L'éthanol suscite des débats enflammés sur l'utilisation du maïs pour autre chose que l'alimentation.

L'éthanol suscite des débats enflammés sur l'utilisation du maïs pour autre chose que l'alimentation.

Un géant de l'agriculture vient jeter de l'huile sur le feu : Cargill est en pleine campagne de promotion pour son Ingeo, une fibre faite de maïs génétiquement modifié. Qui aurait cru que les laboratoires concevraient un jour des chandails ?

«Il faut absolument préserver nos terres agricoles pour s'alimenter», affirme Frédéric Paré, de l'organisme Équiterre. Au Québec, actuellement, environ 10 % du maïs ne sert pas à des fins alimentaires – ni pour les gens ni pour les bêtes. La Fédération des cultures commerciales du Québec ne se prononce pas sur cette question.

«Quand du maïs devient du sirop de maïs destiné à la fabrication de boissons gazeuses, est-ce qu'il faudrait que nous soyons contre parce que ça favorise l'obésité chez les jeunes» demande Benoît Legault, directeur général de la Fédération.

Pour en faire une fibre qui peut se tisser, il faut faire fermenter l'amidon du maïs afin de le transformer en acide. Le polymère produit peut aussi entrer dans la fabricatin d'emballages. Il est biodégradable et ne provoque pas de gaz à effet de serre.

Cargill n'est pas la seule firme à s'intéresser à ces nouvelles utilisations de la céréale. La compagnie Dupont a aussi lancé sa fibre de maïs OGM, le Sorona.

«Les chercheurs veulent produire de nouvelles matières qui permettront de s'affranchir du pétrole et d'obtenir des tissus plus performants», explique Valerio Izquierdo, du groupe CTT, le Centre de technologie du textile de Saint-Hyacinthe.

Le scientifique déplore néanmoins la façon dont les promoteurs de ces nouvelles fibres présentent leur produit. On y vante beaucoup la nature sans mentionner que le maïs est modifié génétiquement.

Au mieux, le consommateur averti comprendra que la «biotechnologie» implique des manipulations génétiques. «On est un peu noyés par l'information-marketing». Mais pour pouvoir faire des choix avertis, il faut être bien informé » dit M. Izquierdo.

Oscar de la Renta a déjà signé des créations faites d'Ingeo. Les amateurs de mode verte s'intéressent à la fibre.
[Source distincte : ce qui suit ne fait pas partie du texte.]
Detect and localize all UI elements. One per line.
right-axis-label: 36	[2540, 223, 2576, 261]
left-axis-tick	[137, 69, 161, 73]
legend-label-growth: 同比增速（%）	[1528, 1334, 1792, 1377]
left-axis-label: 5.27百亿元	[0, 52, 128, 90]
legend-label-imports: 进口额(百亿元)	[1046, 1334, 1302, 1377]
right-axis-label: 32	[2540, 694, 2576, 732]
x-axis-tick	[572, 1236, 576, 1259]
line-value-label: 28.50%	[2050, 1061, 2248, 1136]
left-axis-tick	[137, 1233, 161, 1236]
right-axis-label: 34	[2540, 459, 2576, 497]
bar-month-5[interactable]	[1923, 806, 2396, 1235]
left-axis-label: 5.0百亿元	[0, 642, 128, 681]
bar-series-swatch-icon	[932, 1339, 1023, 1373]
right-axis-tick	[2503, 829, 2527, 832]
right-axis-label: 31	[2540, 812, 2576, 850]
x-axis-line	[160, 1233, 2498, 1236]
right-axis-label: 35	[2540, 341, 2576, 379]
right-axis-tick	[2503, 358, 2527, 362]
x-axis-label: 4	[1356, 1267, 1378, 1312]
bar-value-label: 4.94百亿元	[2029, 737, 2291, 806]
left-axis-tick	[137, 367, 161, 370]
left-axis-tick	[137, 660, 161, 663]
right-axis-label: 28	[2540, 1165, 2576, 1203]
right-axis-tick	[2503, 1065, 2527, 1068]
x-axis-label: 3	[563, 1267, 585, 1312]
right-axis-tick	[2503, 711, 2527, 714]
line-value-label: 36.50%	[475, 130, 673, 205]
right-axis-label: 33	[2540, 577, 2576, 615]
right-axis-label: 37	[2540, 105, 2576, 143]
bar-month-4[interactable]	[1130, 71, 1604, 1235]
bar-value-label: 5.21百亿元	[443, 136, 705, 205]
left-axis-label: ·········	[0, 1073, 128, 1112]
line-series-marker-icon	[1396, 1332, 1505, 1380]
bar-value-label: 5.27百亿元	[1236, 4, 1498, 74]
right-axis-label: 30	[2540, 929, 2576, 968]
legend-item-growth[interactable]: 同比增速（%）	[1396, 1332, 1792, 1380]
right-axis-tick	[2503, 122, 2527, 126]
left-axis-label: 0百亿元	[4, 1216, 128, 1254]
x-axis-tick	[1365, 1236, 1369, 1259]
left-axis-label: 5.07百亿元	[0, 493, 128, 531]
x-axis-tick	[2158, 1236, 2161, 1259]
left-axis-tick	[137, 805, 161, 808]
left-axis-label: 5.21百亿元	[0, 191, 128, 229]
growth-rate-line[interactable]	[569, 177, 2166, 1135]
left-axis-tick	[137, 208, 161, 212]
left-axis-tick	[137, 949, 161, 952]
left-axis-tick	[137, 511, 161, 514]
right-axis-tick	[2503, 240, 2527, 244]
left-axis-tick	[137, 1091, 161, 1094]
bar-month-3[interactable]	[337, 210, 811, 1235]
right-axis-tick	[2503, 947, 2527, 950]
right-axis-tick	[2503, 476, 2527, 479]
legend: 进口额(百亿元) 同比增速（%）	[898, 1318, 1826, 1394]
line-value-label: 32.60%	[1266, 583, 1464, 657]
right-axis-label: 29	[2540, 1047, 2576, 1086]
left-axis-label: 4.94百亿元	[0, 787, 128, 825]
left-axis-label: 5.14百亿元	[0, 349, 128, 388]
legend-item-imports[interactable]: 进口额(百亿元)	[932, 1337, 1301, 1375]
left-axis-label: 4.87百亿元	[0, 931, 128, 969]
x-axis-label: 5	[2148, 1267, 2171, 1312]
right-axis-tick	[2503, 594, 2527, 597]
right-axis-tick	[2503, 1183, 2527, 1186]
La filiale de Cargill qui la produit, Naturework, en fait présentement la promotion au Québec, au moment où Greenpeace relance le nouveau gouvernement Charest sur l'étiquetage des OGM. Les consommateurs réticents à manger des OGM seront-ils plus ouverts à les porter ? «Probablement, parce qu'ils ne les ingéreront pas», tranche Frédéric Paré.

«Il faut faire une analyse entre les risques et les avantages d'une telle innovation», maintient le Dr Ariel E. Fenster, professeur de chimie à l'Université McGill. Le scientifique a participé à une activité de sensibilisation à l'Ingeo à Montréal, le mois dernier. Selon lui, les avantages de cette fibre dépassent largement les risques.

«La culture d'OGM demande beaucoup moins de pesticides, dit-il. La plupart des gens l'ignorent, mais le coton est une culture extrêmement polluante par sa consommation d'eau et de pesticides. Parfois, ils croient faire un choix naturel, alors que ce ne l'est pas du tout.»

Le coton biologique est l'une des réponses à ce problème. La culture de coton bio a plus que doublé entre 2001 et 2005. Mais elle soulève aussi son lot de questions, la première étant sur le travail des sols.

Car si la culture est faite sans pesticide, elle demande donc un plus grand travail mécanique de la terre par la machinerie agricole polluante. De plus, des vêtements bios vendus à Montréal sont souvent faits de coton brésilien tissé en Asie.

C'est beaucoup de kilométrage p our une fibre qui se veut verte. Frédéric Paré, d'Équiterre, concède que, devant tant de questions, les consommateurs qui souhaitent faire un choix écologique s'y perdent.

Les nouveaux tissus de maïs ne faciliteront pas leur choix. «Il y a aussi une quatrième option, dit ce militant. Les vêtements de seconde main. C'est un vrai choix écologique.»